Assim, observamos que o eu psicológico, denominado ego, está intrinsecamente ligado a um outro, uma autoridade que, de certa forma, me constitui. É através desse outro que adquiro identidade, nome, relações parentais, e assim por diante. Além disso, nessa relação com o outro, surge a necessidade de reconhecimento do valor próprio.

Em relação à vontade, conforme descrito por Schopenhauer, ela é uma expressão do mundo em si mesma, atravessando todos os fenômenos. Caracteriza-se por uma racionalidade básica e por um fator, por assim dizer, aleatório. A vontade é, portanto, avessa ou indiferente à natureza humana, embora esta, em grande medida, expresse a vontade. A natureza humana é uma espécie de miniatura da vontade, na qual a vontade pode adquirir outro de seus atributos: a autoconsciência. A vontade é uma força cósmica e plástica que constitui e quer tudo, e tudo se expressa através dela. Ela é, assim, o ser por excelência. Os seres são o que são por serem expressões da Vontade.

A primeira consequência natural de tudo isso é que a vontade não é moral. Portanto, questões como o bem e o mal, o sofrimento humano, a justiça e até mesmo as virtudes, como a necessidade de amar e perdoar, não são questões da vontade. A vontade é indiferente a tudo isso, sendo a moralidade algo estranho a ela, consumida pela humanidade, pois expressa os interesses humanos.

Nesse sentido, há uma espécie de cisão ou diferença entre a vontade e os parâmetros ético-morais, os quais são instituições humanas destinadas a construir e manter as sociedades através de um conjunto de regras de convivência.

Por vezes, as regras de convivência, os parâmetros éticos ou morais não estão alinhados com as minhas inclinações individuais, pois os indivíduos podem ter uma ampla gama de interesses. E o interesse primordial dos indivíduos, como mencionado anteriormente, é o de obter reconhecimento, uma necessidade que transcende a mera preservação. É por essa razão que, por exemplo, algumas pessoas recorrem ao terrorismo ou a atos que as tornem famosas, pois ser famoso (como no caso de Columbine, por exemplo) é ser reconhecido por algo, é ser algo ou alguém. Nesse contexto, o reconhecimento implica necessariamente uma posição oposta à invisibilidade, levando os indivíduos a matar e a morrer em busca de visibilidade.

Este eu, que de certa forma carece da afirmação de um certo outro e, portanto, do reconhecimento, acaba violando princípios fundamentais, sejam eles éticos, morais ou outros, para se validar. Nesse sentido, encontramos uma correlação entre as fantasias que constituem a base operacional do ego, como mencionado anteriormente, e a imperiosidade do reconhecimento.

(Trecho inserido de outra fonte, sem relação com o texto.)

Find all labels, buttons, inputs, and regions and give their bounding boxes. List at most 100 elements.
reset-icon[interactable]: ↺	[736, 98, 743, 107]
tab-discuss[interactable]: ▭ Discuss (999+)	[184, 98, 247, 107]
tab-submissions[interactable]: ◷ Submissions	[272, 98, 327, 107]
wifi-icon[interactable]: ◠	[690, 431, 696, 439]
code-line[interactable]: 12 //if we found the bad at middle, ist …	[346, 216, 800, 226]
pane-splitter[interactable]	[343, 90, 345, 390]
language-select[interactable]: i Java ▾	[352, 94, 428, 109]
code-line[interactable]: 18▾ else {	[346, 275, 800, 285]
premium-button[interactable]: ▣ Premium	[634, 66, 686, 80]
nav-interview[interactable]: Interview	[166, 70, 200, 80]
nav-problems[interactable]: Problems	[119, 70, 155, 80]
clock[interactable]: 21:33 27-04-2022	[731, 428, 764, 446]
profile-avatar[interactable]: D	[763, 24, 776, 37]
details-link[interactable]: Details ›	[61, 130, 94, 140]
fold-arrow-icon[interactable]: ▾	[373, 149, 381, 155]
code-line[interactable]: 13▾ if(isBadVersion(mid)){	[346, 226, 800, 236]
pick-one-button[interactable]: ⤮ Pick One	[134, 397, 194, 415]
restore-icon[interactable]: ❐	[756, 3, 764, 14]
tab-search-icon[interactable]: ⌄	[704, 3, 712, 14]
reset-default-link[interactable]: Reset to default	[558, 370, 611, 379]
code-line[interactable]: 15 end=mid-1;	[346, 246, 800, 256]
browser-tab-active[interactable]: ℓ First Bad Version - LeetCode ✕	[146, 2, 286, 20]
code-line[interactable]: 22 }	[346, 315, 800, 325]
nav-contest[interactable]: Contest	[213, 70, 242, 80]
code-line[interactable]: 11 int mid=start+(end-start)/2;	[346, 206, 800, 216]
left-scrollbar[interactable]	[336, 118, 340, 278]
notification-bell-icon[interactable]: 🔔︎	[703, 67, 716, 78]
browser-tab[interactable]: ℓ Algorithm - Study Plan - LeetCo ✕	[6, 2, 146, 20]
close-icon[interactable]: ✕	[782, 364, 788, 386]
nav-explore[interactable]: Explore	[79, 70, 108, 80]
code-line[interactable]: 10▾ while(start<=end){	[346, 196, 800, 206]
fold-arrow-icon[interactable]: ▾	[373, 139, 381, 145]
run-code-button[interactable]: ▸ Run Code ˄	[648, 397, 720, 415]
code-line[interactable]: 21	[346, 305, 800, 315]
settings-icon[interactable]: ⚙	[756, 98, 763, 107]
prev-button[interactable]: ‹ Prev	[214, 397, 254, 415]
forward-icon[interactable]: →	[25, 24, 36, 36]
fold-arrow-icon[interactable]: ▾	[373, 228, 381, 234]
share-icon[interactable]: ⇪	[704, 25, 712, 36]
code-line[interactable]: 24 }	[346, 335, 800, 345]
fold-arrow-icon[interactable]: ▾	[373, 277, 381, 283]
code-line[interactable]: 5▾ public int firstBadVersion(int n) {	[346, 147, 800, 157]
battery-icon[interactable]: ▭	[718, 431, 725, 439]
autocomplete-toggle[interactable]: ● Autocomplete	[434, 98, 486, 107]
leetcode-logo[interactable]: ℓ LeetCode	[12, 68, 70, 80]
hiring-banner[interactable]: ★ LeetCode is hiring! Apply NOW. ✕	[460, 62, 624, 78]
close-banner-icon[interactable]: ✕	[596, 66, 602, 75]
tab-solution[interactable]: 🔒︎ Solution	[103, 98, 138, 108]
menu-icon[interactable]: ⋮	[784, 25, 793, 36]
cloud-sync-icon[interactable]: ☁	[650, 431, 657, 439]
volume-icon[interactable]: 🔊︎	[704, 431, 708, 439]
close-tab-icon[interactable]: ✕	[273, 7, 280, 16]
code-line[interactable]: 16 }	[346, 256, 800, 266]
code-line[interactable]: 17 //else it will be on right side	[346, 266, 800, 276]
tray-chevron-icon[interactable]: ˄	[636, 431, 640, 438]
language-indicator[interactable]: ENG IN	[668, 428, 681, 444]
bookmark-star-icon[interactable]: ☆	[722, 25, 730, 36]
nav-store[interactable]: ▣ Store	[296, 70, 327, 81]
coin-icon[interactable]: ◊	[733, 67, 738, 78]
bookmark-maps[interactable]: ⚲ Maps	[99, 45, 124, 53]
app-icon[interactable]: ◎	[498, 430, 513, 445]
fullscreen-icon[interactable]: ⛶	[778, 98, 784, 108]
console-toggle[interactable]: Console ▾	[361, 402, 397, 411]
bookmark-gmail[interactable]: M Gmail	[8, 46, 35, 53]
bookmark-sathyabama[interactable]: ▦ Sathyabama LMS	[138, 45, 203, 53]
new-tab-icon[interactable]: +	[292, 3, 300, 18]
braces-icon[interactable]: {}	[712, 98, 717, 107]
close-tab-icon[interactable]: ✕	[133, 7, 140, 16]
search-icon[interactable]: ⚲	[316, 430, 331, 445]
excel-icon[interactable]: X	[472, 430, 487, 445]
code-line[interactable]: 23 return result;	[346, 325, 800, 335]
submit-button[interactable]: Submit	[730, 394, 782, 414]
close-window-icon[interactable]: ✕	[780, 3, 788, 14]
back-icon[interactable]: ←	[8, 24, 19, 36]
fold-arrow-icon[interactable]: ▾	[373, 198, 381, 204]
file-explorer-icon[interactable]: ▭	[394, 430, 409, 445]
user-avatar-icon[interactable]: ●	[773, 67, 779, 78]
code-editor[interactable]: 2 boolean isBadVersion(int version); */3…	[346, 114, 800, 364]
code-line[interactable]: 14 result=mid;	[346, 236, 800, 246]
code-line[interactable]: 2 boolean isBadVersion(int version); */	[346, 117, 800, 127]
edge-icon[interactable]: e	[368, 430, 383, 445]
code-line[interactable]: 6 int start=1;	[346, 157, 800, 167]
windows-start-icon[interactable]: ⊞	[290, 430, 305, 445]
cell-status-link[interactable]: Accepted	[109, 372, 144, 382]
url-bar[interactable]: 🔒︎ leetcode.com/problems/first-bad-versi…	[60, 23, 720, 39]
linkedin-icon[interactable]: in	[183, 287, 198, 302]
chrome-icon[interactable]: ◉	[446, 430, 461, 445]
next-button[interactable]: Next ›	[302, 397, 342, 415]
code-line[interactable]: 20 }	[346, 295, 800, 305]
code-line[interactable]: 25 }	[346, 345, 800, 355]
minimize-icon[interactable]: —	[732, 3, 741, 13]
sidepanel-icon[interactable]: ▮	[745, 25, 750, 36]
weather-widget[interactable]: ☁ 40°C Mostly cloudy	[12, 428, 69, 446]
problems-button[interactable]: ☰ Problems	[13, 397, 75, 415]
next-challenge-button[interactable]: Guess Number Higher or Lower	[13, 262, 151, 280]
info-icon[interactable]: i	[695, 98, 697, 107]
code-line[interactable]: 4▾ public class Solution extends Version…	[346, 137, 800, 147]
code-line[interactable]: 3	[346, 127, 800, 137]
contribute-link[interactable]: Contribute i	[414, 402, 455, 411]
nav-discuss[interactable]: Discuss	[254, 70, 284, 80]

O ego se funda em parte nessas fantasias e no embate com o outro, persistindo essa relação mesmo em níveis embrionários. Posteriormente, ele busca se expressar a partir desse input fantasioso, orientado por diversas fantasias, como de poder, prazer, conhecimento, entre outras, e busca se reconhecer em um desses horizontes. No entanto, não se trata apenas disso; trata-se da necessidade estrutural de ser algo, alguém, de ser reconhecido e, portanto, de estar em relação com um certo outro. O caráter social do humano abre uma série de portas, mas também as fecha, e oferece uma série de oportunidades de prazer, mas também de desprazer, pois o homem sem o outro parece ser nada. Assim, em busca de sua felicidade e identidade, o homem se movimenta incansavelmente em busca de reconhecimento, o qual carrega consigo um certo traço de alienação em relação ao outro.


 


 Thiago Carvalho

   19 de abril de 2024

NOTA: O texto acima representa uma breve seção de um livro que estou elaborando. Trata-se mais de um esboço do que de um trabalho finalizado, pois ainda não está totalmente pronto. No entanto, gostaria de compartilhá-lo com vocês.